Le seul moyen de la paix, selon Thomas HOBBES, est donc d'ériger un pouvoir souverain tout puissant qui impose à tous sa loi. Pour cela, il faut un contrat, "chacun s'accorde avec chacun pour renoncer au droit de se gouverner lui-même et pour remettre tout son pouvoir aux mains d'un seul homme, en lui reconnaissant un pouvoir souverain constitué de la somme des pouvoirs de tous, afin qu'il en use comme il le juge expédient, pour leur paix et leur commune défense. Ce souverain dispose d'un pouvoir absolu, indivisible, irrésistible" (Raymond POLIN).
    Il existe donc un lien indissoluble entre ce pouvoir absolu que nul ne peut contester et encore moins combattre, et le devoir de ce pouvoir d'assurer cette paix acquise contre la loi de la nature. C'est la seule manière de contrecarrer les effets d'une nature de l'homme - nous sommes aux antipodes de la conception de ROUSSEAU - intrinsèquement mauvaise.

      Thomas HOBBES consacre un chapitre dans son "Leviathan" pour décrire les républiques par acquisition (conquête ou droit patrimonial) qu'il distingue des républiques par institution, établies sur un mode rationnel, clair, par une sorte d'autorisation d'exercice du pouvoir absolu.

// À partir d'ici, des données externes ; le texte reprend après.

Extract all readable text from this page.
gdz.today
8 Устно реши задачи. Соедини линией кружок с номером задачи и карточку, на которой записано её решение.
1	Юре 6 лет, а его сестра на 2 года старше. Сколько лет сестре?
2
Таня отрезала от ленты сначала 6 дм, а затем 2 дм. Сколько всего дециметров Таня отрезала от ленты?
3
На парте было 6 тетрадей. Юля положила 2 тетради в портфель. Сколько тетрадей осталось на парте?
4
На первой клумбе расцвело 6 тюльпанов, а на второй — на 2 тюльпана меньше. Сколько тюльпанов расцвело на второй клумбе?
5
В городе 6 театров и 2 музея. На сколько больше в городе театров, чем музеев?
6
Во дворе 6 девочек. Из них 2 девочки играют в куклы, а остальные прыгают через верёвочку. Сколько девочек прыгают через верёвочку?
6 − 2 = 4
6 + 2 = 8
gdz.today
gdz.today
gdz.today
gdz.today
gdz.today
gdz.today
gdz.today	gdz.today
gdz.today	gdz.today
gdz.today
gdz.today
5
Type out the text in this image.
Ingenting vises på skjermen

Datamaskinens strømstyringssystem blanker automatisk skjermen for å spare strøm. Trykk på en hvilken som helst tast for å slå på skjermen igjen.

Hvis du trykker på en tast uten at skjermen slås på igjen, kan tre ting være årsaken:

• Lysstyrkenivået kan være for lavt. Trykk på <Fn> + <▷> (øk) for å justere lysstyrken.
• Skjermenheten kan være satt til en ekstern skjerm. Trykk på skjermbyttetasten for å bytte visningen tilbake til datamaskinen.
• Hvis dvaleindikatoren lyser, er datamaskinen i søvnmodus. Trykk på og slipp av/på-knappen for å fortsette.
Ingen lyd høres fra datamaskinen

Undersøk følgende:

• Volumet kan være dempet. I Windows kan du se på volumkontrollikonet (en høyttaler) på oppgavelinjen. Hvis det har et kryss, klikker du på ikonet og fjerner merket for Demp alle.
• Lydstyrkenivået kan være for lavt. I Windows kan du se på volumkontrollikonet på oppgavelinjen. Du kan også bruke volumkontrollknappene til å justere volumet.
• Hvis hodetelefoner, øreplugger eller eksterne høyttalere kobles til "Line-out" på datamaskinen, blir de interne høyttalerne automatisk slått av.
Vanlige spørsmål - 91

La personne du souverain, loin d'être personnalisée en fin de compte, est un pur artifice : "elle n'a d'autre réalité que la réalité des particuliers qui se réunissent en elle ; on pourrait dire qu'elle n'est qu'une fiction rationnelle, si, à la faveur de l'autorisation ne s'accomplissait la transmutation de la multitude des particuliers en un corps politique doté d'une volonté et d'une puissance une, parlant et agissant d'une manière une, bref si ne s'opérait la génération de ce dieu mortel qu'est le Léviathan.".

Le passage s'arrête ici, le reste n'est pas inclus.